Emanuel was awakened to the power of music by his Ethiopian family. “Music is the air they breathe,” he says of his father’s side. On his mother’s side, his grandfather was a priest in the Ethiopian Orthodox Church.

“He would be singing scripture,” Emanuel recalls. “The audible repetition is their form of meditation, really enriching themselves through the word.” Silently mulling over that memory in his head for a moment, he starts to subtly smile when he continues: “I think that definitely does play a large part in my subconscious inspiration, the way that I’m drawn to music how I am.”

Clearly satisfied with this realization, he confirms, “Yeah. I would imagine that that plays a huge part in it.”

Although his face lit up initially when talking about Ethiopia (he has visited three times), Emanuel’s expression begins to change into something more solemn. “There’s a silent genocide happening right now, that not many people are speaking on.” It’s a weighty subject, but he’s keen to talk about it. To shed light on it.

“It’s something that’s really hard to reconcile. Ethiopia has over 90 ethnic groups and over 80 dialects. The groups I belong to are Amhara, Tigray and Oromo. I’m not even sure how safe I would be if I went back to Ethiopia right now. And that being my homeland is really sad.

“There’s so many people that are losing their voice within all of this, all of these atrocities that are happening. It’s really sad.”

A common thread begins to emerge in what he’s saying: Emanuel is a born storyteller. Whether it’s his homeland in crisis, throbbing heartache or honouring Black women, he’s a conduit for those who are struggling. If the human race has a collective pulse, he can read it.

Consider that, before he was a professional musician, he was an in-patient cleaner at a London hospital. I’m half expecting him to say it was a means to affording recording studio fees, but I’m caught off guard when he says: “it was a really rewarding job for me.
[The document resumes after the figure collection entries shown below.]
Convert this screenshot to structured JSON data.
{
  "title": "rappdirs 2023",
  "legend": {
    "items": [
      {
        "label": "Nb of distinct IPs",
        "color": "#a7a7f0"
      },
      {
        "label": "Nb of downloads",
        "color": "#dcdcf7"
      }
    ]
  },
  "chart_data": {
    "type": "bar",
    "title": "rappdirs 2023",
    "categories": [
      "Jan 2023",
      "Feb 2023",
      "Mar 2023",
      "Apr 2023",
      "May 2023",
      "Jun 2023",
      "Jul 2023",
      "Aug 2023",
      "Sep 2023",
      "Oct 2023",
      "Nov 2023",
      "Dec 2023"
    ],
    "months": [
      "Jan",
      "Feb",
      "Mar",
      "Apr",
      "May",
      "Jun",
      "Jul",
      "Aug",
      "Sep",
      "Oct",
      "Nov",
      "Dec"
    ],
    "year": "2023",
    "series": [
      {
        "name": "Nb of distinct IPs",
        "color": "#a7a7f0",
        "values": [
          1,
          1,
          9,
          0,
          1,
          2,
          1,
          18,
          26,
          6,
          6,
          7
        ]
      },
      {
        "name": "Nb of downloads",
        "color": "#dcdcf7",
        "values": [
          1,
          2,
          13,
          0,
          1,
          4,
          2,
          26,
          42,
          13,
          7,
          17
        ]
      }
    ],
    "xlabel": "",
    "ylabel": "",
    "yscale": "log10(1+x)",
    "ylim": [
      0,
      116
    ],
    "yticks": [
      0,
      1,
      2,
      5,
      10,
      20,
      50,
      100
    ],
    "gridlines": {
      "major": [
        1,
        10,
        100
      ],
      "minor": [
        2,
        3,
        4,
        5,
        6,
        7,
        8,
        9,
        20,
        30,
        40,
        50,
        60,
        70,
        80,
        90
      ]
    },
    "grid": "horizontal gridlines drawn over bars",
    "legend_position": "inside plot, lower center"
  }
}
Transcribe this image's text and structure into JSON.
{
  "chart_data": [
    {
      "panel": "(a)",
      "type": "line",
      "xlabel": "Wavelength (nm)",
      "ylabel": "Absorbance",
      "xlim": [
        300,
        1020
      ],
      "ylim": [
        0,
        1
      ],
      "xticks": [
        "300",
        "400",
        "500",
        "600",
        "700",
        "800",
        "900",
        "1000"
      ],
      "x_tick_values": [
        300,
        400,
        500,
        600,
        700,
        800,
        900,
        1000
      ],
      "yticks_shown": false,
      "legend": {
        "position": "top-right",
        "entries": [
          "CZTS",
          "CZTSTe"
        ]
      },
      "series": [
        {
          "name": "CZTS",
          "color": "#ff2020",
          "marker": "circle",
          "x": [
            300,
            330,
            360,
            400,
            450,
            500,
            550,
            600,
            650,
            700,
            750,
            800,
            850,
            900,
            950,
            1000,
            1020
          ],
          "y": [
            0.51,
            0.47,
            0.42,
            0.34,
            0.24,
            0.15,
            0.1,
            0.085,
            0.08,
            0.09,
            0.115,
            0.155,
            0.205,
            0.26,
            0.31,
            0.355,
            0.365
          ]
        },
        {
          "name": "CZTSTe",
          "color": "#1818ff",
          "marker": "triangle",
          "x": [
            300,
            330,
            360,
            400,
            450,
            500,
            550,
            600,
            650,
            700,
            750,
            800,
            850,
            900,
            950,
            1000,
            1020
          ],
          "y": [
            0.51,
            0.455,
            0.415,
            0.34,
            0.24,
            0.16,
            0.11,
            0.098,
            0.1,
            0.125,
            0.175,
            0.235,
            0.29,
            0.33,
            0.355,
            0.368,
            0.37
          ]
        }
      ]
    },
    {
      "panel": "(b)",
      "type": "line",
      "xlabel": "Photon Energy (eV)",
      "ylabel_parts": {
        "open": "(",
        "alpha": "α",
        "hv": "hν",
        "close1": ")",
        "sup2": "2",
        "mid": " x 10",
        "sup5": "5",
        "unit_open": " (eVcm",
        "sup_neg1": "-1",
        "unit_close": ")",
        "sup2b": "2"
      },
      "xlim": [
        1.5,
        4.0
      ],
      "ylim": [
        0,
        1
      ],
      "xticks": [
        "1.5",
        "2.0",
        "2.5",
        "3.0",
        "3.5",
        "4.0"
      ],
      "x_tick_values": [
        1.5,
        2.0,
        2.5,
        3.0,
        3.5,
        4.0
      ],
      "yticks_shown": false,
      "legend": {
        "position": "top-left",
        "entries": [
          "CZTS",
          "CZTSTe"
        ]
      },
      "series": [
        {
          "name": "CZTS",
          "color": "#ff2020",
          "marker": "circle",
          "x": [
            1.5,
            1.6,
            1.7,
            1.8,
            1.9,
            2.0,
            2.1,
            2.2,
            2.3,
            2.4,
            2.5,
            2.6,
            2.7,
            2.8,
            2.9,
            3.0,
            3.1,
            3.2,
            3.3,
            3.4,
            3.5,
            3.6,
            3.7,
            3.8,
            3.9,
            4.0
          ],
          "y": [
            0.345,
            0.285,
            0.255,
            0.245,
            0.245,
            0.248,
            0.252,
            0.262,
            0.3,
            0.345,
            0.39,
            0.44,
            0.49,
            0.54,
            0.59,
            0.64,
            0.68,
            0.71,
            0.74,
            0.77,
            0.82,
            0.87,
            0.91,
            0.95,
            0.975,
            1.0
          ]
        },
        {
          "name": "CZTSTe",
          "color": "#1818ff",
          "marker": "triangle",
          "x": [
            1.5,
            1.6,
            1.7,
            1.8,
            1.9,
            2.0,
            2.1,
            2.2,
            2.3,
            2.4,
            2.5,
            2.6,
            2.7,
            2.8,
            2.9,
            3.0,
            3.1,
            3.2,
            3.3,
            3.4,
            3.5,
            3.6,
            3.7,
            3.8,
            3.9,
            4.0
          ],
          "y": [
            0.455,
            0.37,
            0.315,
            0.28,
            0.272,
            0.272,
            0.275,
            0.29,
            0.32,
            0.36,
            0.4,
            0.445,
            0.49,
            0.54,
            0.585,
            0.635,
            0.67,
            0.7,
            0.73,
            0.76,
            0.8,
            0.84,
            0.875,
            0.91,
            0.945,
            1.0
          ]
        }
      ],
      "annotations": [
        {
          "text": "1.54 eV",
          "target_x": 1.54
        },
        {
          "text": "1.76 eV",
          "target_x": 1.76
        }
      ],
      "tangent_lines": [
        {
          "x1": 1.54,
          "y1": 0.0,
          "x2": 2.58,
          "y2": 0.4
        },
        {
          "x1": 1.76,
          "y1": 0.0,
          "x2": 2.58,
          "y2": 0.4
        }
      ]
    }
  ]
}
I was working with patients and I was cleaning. It was something I had real pride in.”

But Emanuel still felt a deep yearning to pursue music. In 2018, he followed his gut and began recording.

I think my role is to empower people. Allowing music to be a great medium for love, for retelling stories to really empower listeners in all walks of life.

Fitting that he’d click with Idris Elba. An actor and a musician? Both storytellers.

As a producer on Alt Therapy, the high-profile British actor isn’t just slapping his name on Emanuel’s record, shining some star power and walking away. He’s really there for Emanuel. Elba told him to call if he ever needed anything, any time of day—and actually meant it.

“He gave me his number. He sat with me and talked with me for a couple of hours. There was no shame involved. I’m not afraid to say that I was emotional, I was crying. Something was hurting me and I didn’t have clarity. He really did offer me wisdom that was helpful.”

And even though Elba’s very public endorsement of Emanuel went out to millions of his global followers, the singer doesn’t feel extra pressure.

“There is definitely a lot of pressure that I feel to perform well—I’m a human being. But no, I don’t really feel some sort of pressure to ride that wave, because I believe the music really does speak loudly. And I take Idris Elba’s interest as a testament to that.”

So, ditch Elon Musk and Mars—too cold, barren and devoid of human life. Board Emanuel’s rocket ship instead—it’s destined for the stars. Plus, Idris is already on board.